Tiene la apariencia de un banco cualquiera, de esos que vemos en los parques, las plazas o los miradores. Pintado por enésima vez de color marrón oscuro y las patas churriguerescas en negro. Le falta, como a muchos de ellos, un listón en el asiento y otro en el respaldo. Aún así, cumple con su función de ofrecer descanso. No está en un lugar estratégico; algún alcalde—hace algunas legislaturas— dio orden de colocarlo frente a mis ventanas, al lado de un jardincillo y muy cerca de la repisa de la parada del autobús. Durante años ha soportado el peso, cansancio y tedio de multitud de personas, sin haber protestado nunca, excepto para solicitar una mano de pintura cada primavera.
Un empleado municipal de limpieza, tras recoger algunas colillas, llega a su altura y se detiene expectante ante el ramo de flores que alguien colocó hace unos días en una de sus esquinas, introduciendo los tallos en una de las ranuras. Las flores están marchitas pero todavía conservan cierta prestancia. Mira a sus lados como si temiera obrar mal al retirarlas y que algún transeúnte le llamara la atención. Se acerca un poco más y coge una pequeña cartulina, escrita por una de sus caras, que está sujeta al ramillete con un imperdible. La lee y vuelve a prenderla como estaba; después se persigna y empuja su carrito hasta la siguiente papelera. El barrendero ignora las historias que se han desarrollado alrededor del banco durante el último año.
Un día de temperatura agradable—yo los descubrí un mediodía— coincidieron en él tres ancianos que, desde ese instante, jamás faltaron a su cita. Hasta hace una semana. El más longevo, con ochenta y dos años, se llamaba Rodolfo. Siempre vestía una gorra con amplia visera y el escudo del Real Madrid grabado en ella.
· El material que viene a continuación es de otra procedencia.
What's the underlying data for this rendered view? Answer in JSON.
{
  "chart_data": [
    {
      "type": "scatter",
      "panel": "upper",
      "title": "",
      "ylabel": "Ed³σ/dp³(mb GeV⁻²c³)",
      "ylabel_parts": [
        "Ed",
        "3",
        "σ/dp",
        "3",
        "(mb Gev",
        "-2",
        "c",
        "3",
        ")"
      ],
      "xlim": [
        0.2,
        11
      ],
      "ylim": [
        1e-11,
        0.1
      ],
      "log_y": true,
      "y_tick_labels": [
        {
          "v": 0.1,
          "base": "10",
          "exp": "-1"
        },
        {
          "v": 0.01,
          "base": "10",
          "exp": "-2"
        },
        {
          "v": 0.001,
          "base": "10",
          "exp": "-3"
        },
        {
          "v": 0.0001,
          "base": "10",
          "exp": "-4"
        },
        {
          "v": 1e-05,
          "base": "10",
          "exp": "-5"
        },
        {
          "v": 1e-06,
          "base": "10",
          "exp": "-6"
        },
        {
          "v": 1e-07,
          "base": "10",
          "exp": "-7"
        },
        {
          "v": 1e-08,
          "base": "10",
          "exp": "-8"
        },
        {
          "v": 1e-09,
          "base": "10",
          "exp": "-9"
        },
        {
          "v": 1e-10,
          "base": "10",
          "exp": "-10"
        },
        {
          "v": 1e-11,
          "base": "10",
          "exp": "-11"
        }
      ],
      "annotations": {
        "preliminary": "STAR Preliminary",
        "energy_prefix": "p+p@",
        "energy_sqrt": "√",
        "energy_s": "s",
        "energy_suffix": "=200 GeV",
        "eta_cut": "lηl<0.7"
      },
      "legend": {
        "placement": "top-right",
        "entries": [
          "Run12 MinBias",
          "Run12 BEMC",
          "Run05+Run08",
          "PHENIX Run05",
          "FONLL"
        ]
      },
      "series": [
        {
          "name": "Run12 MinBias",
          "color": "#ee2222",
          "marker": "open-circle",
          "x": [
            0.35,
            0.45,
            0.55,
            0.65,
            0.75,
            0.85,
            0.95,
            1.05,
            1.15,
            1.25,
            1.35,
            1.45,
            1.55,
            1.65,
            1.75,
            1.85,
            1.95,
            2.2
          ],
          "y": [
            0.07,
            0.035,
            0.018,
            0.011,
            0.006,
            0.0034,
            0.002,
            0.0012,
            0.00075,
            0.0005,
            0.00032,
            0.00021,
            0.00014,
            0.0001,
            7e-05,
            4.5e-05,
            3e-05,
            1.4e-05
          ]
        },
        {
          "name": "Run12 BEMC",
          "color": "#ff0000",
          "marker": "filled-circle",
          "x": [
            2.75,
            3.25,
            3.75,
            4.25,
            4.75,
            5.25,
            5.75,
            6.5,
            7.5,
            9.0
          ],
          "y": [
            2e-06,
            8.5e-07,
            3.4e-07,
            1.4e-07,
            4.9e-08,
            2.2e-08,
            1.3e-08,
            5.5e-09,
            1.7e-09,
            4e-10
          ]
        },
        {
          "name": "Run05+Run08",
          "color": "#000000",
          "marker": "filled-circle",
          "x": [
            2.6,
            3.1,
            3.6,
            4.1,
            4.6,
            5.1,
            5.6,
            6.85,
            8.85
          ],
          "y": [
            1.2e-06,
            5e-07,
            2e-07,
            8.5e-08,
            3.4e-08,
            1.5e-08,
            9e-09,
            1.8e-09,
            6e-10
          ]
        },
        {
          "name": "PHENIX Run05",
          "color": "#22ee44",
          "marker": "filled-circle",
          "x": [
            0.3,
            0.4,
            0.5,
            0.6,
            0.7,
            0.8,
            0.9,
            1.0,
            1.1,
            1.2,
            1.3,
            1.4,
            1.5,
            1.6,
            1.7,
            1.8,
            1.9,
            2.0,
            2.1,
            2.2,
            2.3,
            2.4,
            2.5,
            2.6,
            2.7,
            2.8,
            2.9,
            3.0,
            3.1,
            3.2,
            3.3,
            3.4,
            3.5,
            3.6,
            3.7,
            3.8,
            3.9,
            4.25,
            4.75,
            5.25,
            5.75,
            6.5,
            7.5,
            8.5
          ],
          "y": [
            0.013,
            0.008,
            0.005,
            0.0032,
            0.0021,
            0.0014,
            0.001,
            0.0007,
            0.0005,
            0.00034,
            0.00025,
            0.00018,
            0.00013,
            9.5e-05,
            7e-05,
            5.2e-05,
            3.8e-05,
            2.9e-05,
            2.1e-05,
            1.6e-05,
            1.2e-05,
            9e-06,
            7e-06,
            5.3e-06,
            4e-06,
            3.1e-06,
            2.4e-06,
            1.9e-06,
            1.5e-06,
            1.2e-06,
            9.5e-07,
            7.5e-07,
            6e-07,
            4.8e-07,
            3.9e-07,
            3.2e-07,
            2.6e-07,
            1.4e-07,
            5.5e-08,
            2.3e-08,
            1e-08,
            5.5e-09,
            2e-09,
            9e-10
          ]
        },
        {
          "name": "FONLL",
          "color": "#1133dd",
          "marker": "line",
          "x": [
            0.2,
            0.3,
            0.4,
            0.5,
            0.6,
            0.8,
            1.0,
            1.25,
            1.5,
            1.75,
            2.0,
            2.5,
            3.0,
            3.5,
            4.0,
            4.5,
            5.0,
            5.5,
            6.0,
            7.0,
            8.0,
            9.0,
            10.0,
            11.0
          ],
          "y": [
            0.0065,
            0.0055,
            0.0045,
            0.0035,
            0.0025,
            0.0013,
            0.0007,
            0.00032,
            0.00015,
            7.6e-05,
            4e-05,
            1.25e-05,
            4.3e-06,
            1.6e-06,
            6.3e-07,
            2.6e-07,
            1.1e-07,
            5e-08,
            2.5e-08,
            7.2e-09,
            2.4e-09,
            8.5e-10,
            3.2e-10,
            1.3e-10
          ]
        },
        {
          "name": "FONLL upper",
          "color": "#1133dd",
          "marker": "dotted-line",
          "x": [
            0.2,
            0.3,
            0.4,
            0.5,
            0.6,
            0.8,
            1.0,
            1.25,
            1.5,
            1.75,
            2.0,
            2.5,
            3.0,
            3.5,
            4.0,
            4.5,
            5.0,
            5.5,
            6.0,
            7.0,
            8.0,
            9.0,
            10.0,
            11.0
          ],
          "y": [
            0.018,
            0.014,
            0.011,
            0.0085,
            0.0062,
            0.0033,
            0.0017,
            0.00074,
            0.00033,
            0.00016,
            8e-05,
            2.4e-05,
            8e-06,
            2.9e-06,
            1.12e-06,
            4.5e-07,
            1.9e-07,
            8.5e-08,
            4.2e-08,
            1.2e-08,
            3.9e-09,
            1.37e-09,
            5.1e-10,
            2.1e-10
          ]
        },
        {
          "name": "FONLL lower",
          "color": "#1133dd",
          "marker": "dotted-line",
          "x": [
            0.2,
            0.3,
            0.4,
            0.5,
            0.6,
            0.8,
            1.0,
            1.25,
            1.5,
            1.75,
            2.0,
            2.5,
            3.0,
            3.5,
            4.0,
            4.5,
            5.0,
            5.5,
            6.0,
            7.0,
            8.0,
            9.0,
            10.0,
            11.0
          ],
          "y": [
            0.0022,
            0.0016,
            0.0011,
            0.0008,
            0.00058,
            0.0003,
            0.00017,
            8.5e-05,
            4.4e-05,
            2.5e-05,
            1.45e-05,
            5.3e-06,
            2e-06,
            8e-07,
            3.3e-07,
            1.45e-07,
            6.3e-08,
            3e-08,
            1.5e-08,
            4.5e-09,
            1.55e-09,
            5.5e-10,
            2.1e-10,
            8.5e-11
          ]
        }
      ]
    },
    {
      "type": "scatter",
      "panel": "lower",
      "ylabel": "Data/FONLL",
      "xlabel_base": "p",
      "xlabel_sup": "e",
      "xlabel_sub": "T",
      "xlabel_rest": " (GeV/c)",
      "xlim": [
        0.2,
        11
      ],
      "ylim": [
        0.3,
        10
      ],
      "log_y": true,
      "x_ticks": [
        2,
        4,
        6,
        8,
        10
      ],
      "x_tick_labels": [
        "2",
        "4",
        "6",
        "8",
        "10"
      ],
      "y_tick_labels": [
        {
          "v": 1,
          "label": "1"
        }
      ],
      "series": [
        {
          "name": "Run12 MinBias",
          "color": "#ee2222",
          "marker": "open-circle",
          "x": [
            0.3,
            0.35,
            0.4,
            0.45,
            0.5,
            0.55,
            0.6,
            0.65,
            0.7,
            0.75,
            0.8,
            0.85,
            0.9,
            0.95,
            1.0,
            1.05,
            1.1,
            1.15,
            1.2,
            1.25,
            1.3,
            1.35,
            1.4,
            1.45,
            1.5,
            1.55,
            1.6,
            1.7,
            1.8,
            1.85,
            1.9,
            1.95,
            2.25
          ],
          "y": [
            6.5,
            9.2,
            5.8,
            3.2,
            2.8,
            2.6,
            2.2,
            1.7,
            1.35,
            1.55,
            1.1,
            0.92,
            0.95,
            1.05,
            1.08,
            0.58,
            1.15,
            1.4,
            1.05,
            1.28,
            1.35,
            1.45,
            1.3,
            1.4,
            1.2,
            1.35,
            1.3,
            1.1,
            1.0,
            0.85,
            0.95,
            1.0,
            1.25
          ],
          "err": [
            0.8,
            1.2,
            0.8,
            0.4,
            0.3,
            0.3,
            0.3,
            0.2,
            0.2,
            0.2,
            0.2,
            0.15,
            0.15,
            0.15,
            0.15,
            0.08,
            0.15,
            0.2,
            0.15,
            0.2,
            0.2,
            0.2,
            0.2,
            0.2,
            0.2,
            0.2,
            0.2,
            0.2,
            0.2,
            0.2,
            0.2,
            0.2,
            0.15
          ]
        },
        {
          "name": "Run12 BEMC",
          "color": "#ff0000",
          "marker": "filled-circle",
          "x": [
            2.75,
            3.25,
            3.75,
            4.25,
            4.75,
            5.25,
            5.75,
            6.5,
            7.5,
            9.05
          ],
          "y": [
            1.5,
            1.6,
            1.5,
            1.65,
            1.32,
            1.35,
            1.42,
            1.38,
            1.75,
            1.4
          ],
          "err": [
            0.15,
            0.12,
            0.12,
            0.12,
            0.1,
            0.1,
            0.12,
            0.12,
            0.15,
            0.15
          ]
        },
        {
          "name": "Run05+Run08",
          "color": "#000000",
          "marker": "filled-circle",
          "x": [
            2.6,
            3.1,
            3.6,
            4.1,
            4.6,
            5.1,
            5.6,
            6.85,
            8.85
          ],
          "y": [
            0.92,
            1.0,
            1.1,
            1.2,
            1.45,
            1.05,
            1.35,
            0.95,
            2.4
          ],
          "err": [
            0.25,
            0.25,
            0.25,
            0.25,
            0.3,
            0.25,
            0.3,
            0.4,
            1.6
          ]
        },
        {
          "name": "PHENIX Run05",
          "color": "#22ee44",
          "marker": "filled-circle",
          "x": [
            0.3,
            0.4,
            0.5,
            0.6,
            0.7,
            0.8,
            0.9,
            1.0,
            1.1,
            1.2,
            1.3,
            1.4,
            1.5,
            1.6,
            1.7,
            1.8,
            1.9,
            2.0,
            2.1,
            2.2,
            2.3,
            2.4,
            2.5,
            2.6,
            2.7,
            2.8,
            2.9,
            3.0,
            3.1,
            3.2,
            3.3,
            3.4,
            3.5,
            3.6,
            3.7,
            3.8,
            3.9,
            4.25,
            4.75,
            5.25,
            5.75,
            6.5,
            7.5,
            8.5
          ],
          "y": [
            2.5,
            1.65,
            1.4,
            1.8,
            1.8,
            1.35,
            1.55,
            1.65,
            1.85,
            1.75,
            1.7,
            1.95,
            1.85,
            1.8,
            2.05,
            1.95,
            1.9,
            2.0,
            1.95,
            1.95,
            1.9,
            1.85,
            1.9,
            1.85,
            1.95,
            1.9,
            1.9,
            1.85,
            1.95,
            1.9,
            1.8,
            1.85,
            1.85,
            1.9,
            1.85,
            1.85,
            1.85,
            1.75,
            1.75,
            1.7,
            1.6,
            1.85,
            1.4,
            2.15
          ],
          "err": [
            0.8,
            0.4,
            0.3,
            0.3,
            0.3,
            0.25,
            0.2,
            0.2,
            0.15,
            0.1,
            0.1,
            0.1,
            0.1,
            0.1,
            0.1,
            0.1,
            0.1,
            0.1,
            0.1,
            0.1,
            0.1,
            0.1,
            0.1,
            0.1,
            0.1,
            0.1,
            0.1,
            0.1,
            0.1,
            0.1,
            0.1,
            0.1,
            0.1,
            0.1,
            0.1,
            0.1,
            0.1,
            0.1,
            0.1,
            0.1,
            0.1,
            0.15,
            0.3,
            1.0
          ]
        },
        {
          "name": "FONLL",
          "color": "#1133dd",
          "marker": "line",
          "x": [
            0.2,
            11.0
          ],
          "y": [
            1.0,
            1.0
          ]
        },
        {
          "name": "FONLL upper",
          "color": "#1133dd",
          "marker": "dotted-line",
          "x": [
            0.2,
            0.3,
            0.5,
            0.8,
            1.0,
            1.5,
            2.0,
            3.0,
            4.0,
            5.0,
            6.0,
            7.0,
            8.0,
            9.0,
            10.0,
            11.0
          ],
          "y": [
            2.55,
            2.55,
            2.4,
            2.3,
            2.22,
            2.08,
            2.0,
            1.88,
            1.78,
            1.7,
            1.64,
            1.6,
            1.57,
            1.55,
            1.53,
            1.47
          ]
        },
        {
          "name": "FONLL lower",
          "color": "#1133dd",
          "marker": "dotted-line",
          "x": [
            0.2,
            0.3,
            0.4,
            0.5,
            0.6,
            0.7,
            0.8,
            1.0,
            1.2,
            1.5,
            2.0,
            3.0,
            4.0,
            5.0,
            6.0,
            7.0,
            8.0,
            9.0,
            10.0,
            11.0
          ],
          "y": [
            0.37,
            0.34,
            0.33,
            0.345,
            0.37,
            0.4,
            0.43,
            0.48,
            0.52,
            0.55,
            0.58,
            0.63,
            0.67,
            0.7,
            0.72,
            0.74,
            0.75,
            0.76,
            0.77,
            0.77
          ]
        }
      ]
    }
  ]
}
El más joven, cuyo nombre era Gustavo, había vivido setenta y seis otoños; era espigado como un junco y se había dedicado a la ganadería toda su vida. Jacinto, el tercero, era el único de los tres que aún conservaba una blanquecina melena que ataba sobre la nuca con una goma; era virolo e intentaba disimularlo con gafas de anchos cristales.
Los tres tenían el mismo problema de sordera que les hacía hablar casi a voces, por lo que quien pasara a su lado o se asomase a los balcones cercanos, les oiría todas las conversaciones. Imposible olvidar aquel sábado en que Rodolfo les propuso ir esa noche deputis. Jacinto le dijo que no estaban para tirar el dinero, y Gustavo le recordó que aquello hacía años que no reaccionaba y andaba a su aire. El más viejales se levantó la gorra y sacó una bolsita con unas grajeas azules que mostró a los demás, entre risotadas. Desconozco como acabó la fiesta pero, oyéndoles como se animaban, seguro que fue épica.
Mi favorito, por sus maneras, era Jacinto. Todos los días llegaba el primero y extraía un antiguo discman de una mochila, al que enganchaba dos pequeños altavoces que distorsionaban la música y la voz del cantante, aunque eso daba igual. Cuando llegaban los otros ya tenía montado el chiringuito y comenzaban su gimnasia diaria, que no era otra que algunos bailoteos. Sólo tenía un disco, y éste únicamente una melodía: “All my Loving”, de Los Manolos. Así, dia tras día. Tan pronto se contoneaban sin ritmo, cada uno por una parte, como se agarraban y se movían con lentitud. Verdaderamente, eran un espectáculo que tenía cautivados a los que vivíamos por las inmediaciones.
La última vez que supe de ellos fue la pasada semana, cuando a primera hora de la mañana aparecieron Gustavo y Jacinto con un ramo de flores que abandonaron en el banco y se alejaron pesarosos. No les he vuelto a ver.